The accolades are all there: He’s likely the best shortstop of the modern era, a three-time MVP, a World Series champion, a 14-time All Star, and is ranked 16th all time in WAR, and 12th among position players. And he’s also among the most tainted athletes to ever play the game, having served a 162-game suspension for using performance-enhancing drugs for what MLB determined to be at least three years of his playing career. He had an alleged exemption to use testosterone in his 2007 MVP year and allegedly failed a drug test in 2003, before MLB’s full crackdown. It was little shock, then, that he got just 34.3% of the vote, and wasn’t even a possibility for induction in the days leading up to the official announcement Tuesday night.

But this is just year one of what will almost definitely be a protracted debate, and, if the voting results are any indication, it could end up being far murkier than was expected when he was handed his suspension in 2014. After all, David Ortiz, who once tested positive on an anonymous test in 2003 but has denied using steroids, made the Hall of Fame in his very first year.

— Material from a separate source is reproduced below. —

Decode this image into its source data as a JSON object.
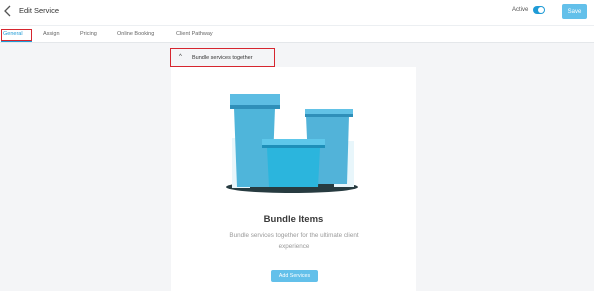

And while it’s true that both Barry Bonds and Roger Clemens were denied entry to the Hall in their 10th and final year on the ballot, general trends in voting show that positions are softening when it comes to PED use. Both Bonds and Clemens were on track to (barely) make Cooperstown after about half of the votes were revealed prior to the official announcement, and saw progressive gains in their decade of purgatory. Both polled at around 65%.

There’s also indication that the upcoming batch of voters — those who receive their vote after 10 consecutive years of covering the sport as members of the Baseball Writers’ Association of America — are less interested in penalizing PED use.

The online Hall of Fame ballot tracker, put together by Ryan Thibodaux every year since 2016, showed Tuesday afternoon that 12 of the 14 new voters among the first 186 revealed ballots this year voted for Bonds and Clemens.

However, that isn’t the only thing standing in the way of Rodriguez’s candidacy — if it was, he’d likely be inducted in a few short years. No, Rodriguez’s career is not just tainted by the fact that he used PEDs; it’s also harmed by how prolific his use appeared to be, the era in which he used them, and his stalwart denials, which were later shown to be untrue.

Both Bonds and Clemens allegedly used steroids in the unregulated heyday of PEDs, and didn’t test positive once MLB finally enforced its PED policy. Baseball didn’t even implement randomized drug testing until five years after the famed 1998 home run race — one that was fueled by steroids, leading many to believe that MLB was simply looking the other way. Additionally, both players were essentially Hall of Famers before it’s believed that they began using steroids.

Rodriguez, on the other hand, is dogged by rumors that was even using PEDs in high school, and was suspended in 2014 for steroid use between the years of 2010 to 2012, well after MLB’s hardened stance on PEDs was codified. He even went on 60 Minutes and WFAN to deny using steroids, before eventually confessing to the Drug Enforcement Administration in 2014.

Still, the debate will no doubt rage on. For the strikes against him, Rodriguez’s vote turnout is respectable for a first-year candidate, and a decent indicator his case can get stronger — and more complicated — in the years to come.